Nitric oxide decreases stability of mRNAs encoding soluble guanylate cyclase subunits in rat pulmonary artery smooth muscle cells.

Nitric oxide stimulates soluble guanylate cyclase (sGC) to convert GTP to the intracellular second messenger cGMP. In rat pulmonary artery smooth muscle cells, sGC is an obligate heterodimer composed of alpha1 and beta1 subunits. We investigated the effect of NO donor compounds on sGC subunit gene expression in rat pulmonary artery smooth muscle cells.
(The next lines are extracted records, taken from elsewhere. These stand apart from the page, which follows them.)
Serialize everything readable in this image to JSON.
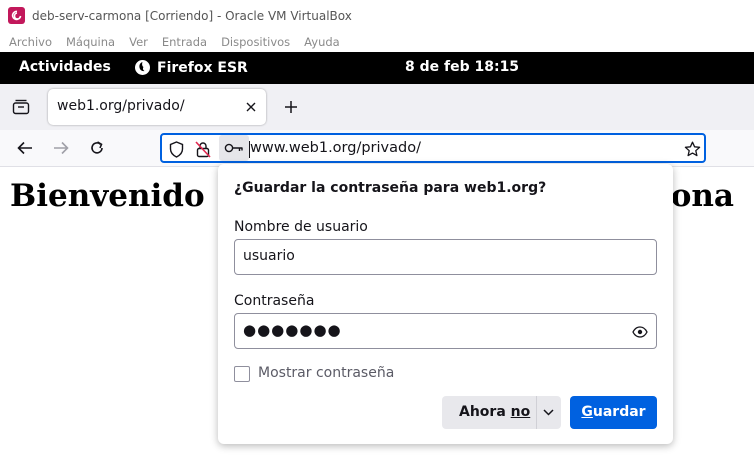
{
  "vbox": {
    "title": "deb-serv-carmona [Corriendo] - Oracle VM VirtualBox",
    "menu": [
      "Archivo",
      "Máquina",
      "Ver",
      "Entrada",
      "Dispositivos",
      "Ayuda"
    ]
  },
  "gnome": {
    "activities": "Actividades",
    "app_name": "Firefox ESR",
    "clock": "8 de feb  18:15"
  },
  "browser": {
    "tab_title": "web1.org/privado/",
    "url": "www.web1.org/privado/",
    "accent_color": "#0061e0"
  },
  "page": {
    "heading_start": "Bienvenido",
    "heading_end": "ona"
  },
  "password_prompt": {
    "title": "¿Guardar la contraseña para web1.org?",
    "username_label": "Nombre de usuario",
    "username_value": "usuario",
    "password_label": "Contraseña",
    "password_mask": "●●●●●●●",
    "show_password_label": "Mostrar contraseña",
    "not_now_pre": "Ahora ",
    "not_now_key": "no",
    "save_key": "G",
    "save_rest": "uardar"
  }
}
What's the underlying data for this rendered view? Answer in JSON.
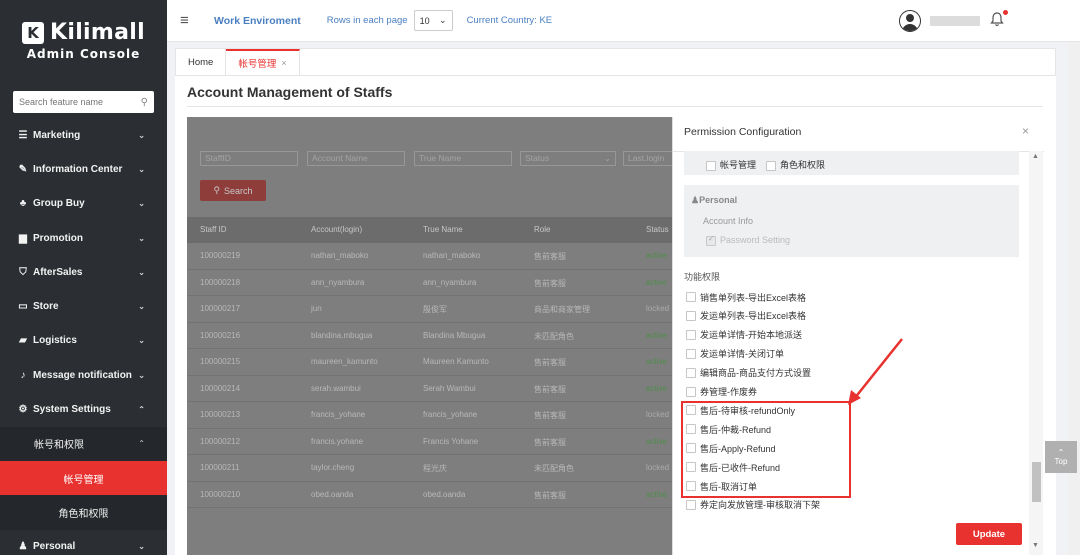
{
  "brand": {
    "logo_letter": "K",
    "name": "Kilimall",
    "subtitle": "Admin Console"
  },
  "sidebar": {
    "search_placeholder": "Search feature name",
    "items": [
      {
        "label": "Marketing",
        "icon": "megaphone-icon",
        "glyph": "☰",
        "chevron": "⌄"
      },
      {
        "label": "Information Center",
        "icon": "info-center-icon",
        "glyph": "✎",
        "chevron": "⌄"
      },
      {
        "label": "Group Buy",
        "icon": "group-icon",
        "glyph": "♣",
        "chevron": "⌄"
      },
      {
        "label": "Promotion",
        "icon": "promotion-icon",
        "glyph": "▆",
        "chevron": "⌄"
      },
      {
        "label": "AfterSales",
        "icon": "shield-icon",
        "glyph": "⛉",
        "chevron": "⌄"
      },
      {
        "label": "Store",
        "icon": "store-icon",
        "glyph": "▭",
        "chevron": "⌄"
      },
      {
        "label": "Logistics",
        "icon": "truck-icon",
        "glyph": "▰",
        "chevron": "⌄"
      },
      {
        "label": "Message notification",
        "icon": "bell-icon",
        "glyph": "♪",
        "chevron": "⌄"
      },
      {
        "label": "System Settings",
        "icon": "settings-icon",
        "glyph": "⚙",
        "chevron": "⌃"
      },
      {
        "label": "帐号和权限",
        "chevron": "⌃"
      },
      {
        "label": "帐号管理"
      },
      {
        "label": "角色和权限"
      },
      {
        "label": "Personal",
        "icon": "person-icon",
        "glyph": "♟",
        "chevron": "⌄"
      }
    ]
  },
  "topbar": {
    "work_environment": "Work Enviroment",
    "rows_label": "Rows in each page",
    "rows_value": "10",
    "country_label": "Current Country:",
    "country_value": "KE"
  },
  "tabs": [
    {
      "label": "Home"
    },
    {
      "label": "帐号管理",
      "close": "×"
    }
  ],
  "page_title": "Account Management of Staffs",
  "filters": {
    "staff_id": "StaffID",
    "account_name": "Account Name",
    "true_name": "True Name",
    "status": "Status",
    "last_login": "Last.login",
    "search_button": "Search"
  },
  "table": {
    "headers": [
      "Staff ID",
      "Account(login)",
      "True Name",
      "Role",
      "Status"
    ],
    "rows": [
      [
        "100000219",
        "nathan_maboko",
        "nathan_maboko",
        "售前客服",
        "active"
      ],
      [
        "100000218",
        "ann_nyambura",
        "ann_nyambura",
        "售前客服",
        "active"
      ],
      [
        "100000217",
        "jun",
        "殷俊军",
        "商品和商家管理",
        "locked"
      ],
      [
        "100000216",
        "blandina.mbugua",
        "Blandina Mbugua",
        "未匹配角色",
        "active"
      ],
      [
        "100000215",
        "maureen_kamunto",
        "Maureen Kamunto",
        "售前客服",
        "active"
      ],
      [
        "100000214",
        "serah.wambui",
        "Serah Wambui",
        "售前客服",
        "active"
      ],
      [
        "100000213",
        "francis_yohane",
        "francis_yohane",
        "售前客服",
        "locked"
      ],
      [
        "100000212",
        "francis.yohane",
        "Francis Yohane",
        "售前客服",
        "active"
      ],
      [
        "100000211",
        "taylor.cheng",
        "程光庆",
        "未匹配角色",
        "locked"
      ],
      [
        "100000210",
        "obed.oanda",
        "obed.oanda",
        "售前客服",
        "active"
      ]
    ]
  },
  "panel": {
    "title": "Permission Configuration",
    "close": "×",
    "top_checks": [
      "帐号管理",
      "角色和权限"
    ],
    "personal_title": "Personal",
    "account_info": "Account Info",
    "password_setting": "Password Setting",
    "function_perms_title": "功能权限",
    "perms": [
      "销售单列表-导出Excel表格",
      "发运单列表-导出Excel表格",
      "发运单详情-开始本地派送",
      "发运单详情-关闭订单",
      "编辑商品-商品支付方式设置",
      "券管理-作废券",
      "售后-待审核-refundOnly",
      "售后-仲裁-Refund",
      "售后-Apply-Refund",
      "售后-已收件-Refund",
      "售后-取消订单",
      "券定向发放管理-审核取消下架"
    ],
    "update_button": "Update"
  },
  "top_button": "Top",
  "colors": {
    "accent": "#e8322f",
    "sidebar": "#2b2f33",
    "link": "#4a7fc1"
  }
}
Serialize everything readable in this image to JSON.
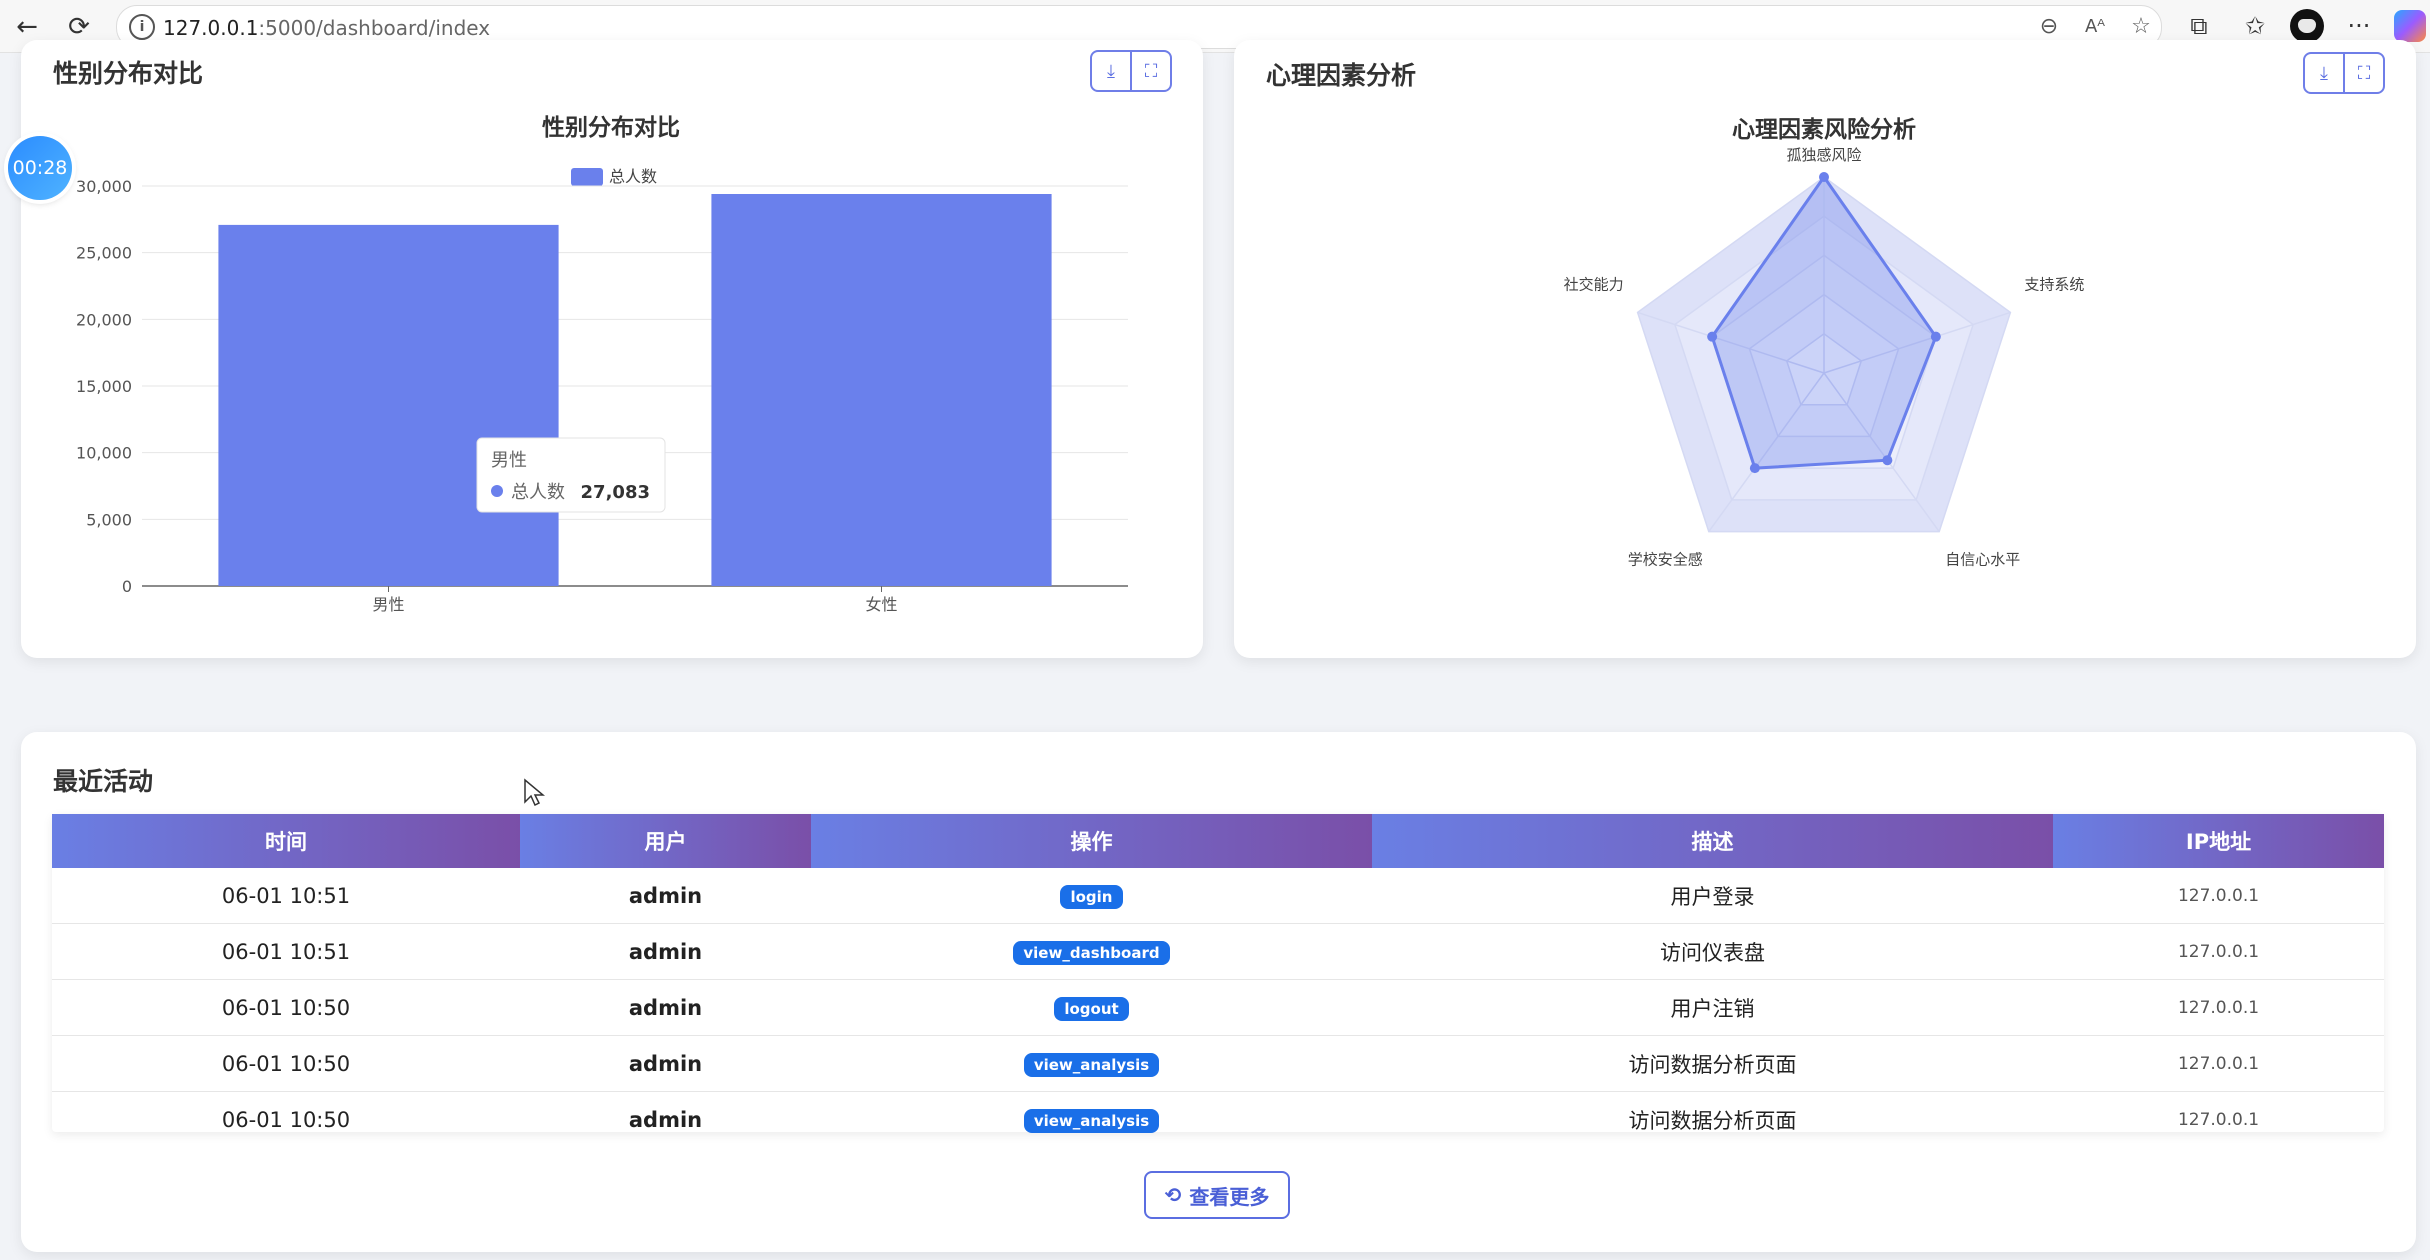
{
  "browser": {
    "url_host": "127.0.0.1",
    "url_path": ":5000/dashboard/index"
  },
  "timer": "00:28",
  "gender_card": {
    "title": "性别分布对比",
    "chart_title": "性别分布对比",
    "legend": "总人数",
    "tooltip": {
      "category": "男性",
      "series": "总人数",
      "value": "27,083"
    }
  },
  "radar_card": {
    "title": "心理因素分析",
    "chart_title": "心理因素风险分析"
  },
  "activity": {
    "title": "最近活动",
    "headers": [
      "时间",
      "用户",
      "操作",
      "描述",
      "IP地址"
    ],
    "rows": [
      {
        "time": "06-01 10:51",
        "user": "admin",
        "action": "login",
        "desc": "用户登录",
        "ip": "127.0.0.1"
      },
      {
        "time": "06-01 10:51",
        "user": "admin",
        "action": "view_dashboard",
        "desc": "访问仪表盘",
        "ip": "127.0.0.1"
      },
      {
        "time": "06-01 10:50",
        "user": "admin",
        "action": "logout",
        "desc": "用户注销",
        "ip": "127.0.0.1"
      },
      {
        "time": "06-01 10:50",
        "user": "admin",
        "action": "view_analysis",
        "desc": "访问数据分析页面",
        "ip": "127.0.0.1"
      },
      {
        "time": "06-01 10:50",
        "user": "admin",
        "action": "view_analysis",
        "desc": "访问数据分析页面",
        "ip": "127.0.0.1"
      }
    ],
    "more_label": "查看更多"
  },
  "chart_data": [
    {
      "type": "bar",
      "title": "性别分布对比",
      "categories": [
        "男性",
        "女性"
      ],
      "series": [
        {
          "name": "总人数",
          "values": [
            27083,
            29400
          ]
        }
      ],
      "ylim": [
        0,
        30000
      ],
      "yticks": [
        "0",
        "5,000",
        "10,000",
        "15,000",
        "20,000",
        "25,000",
        "30,000"
      ],
      "grid": true,
      "legend": "top",
      "color": "#6a80ec"
    },
    {
      "type": "radar",
      "title": "心理因素风险分析",
      "indicators": [
        "孤独感风险",
        "支持系统",
        "自信心水平",
        "学校安全感",
        "社交能力"
      ],
      "values": [
        1.0,
        0.6,
        0.55,
        0.6,
        0.6
      ],
      "max": 1,
      "color": "#6a80ec"
    }
  ]
}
Sodium nitroprusside and S-nitroso-glutathione decreased sGC subunit mRNA and protein levels, as well as sGC enzyme activity. 1H-[1,2,4]oxadiazolo[4,3-a]quinoxalin-1-one, an sGC inhibitor, blocked the effect of sodium nitroprusside on sGC subunit gene expression, whereas 8-bromo cGMP decreased subunit mRNA levels, demonstrating that NO-mediated decrease in sGC subunit mRNA levels is cGMP-dependent. sGC subunit mRNA levels decreased more rapidly in rat pulmonary artery smooth muscle cells exposed to NO than in cells exposed to actinomycin D, suggesting that NO decreases sGC subunit mRNA stability. Actinomycin D and cycloheximide blocked the ability of NO to decrease sGC subunit mRNA levels. These results demonstrate that NO decreases sGC subunit mRNA stability via a transcription- and translation-dependent mechanism.[1]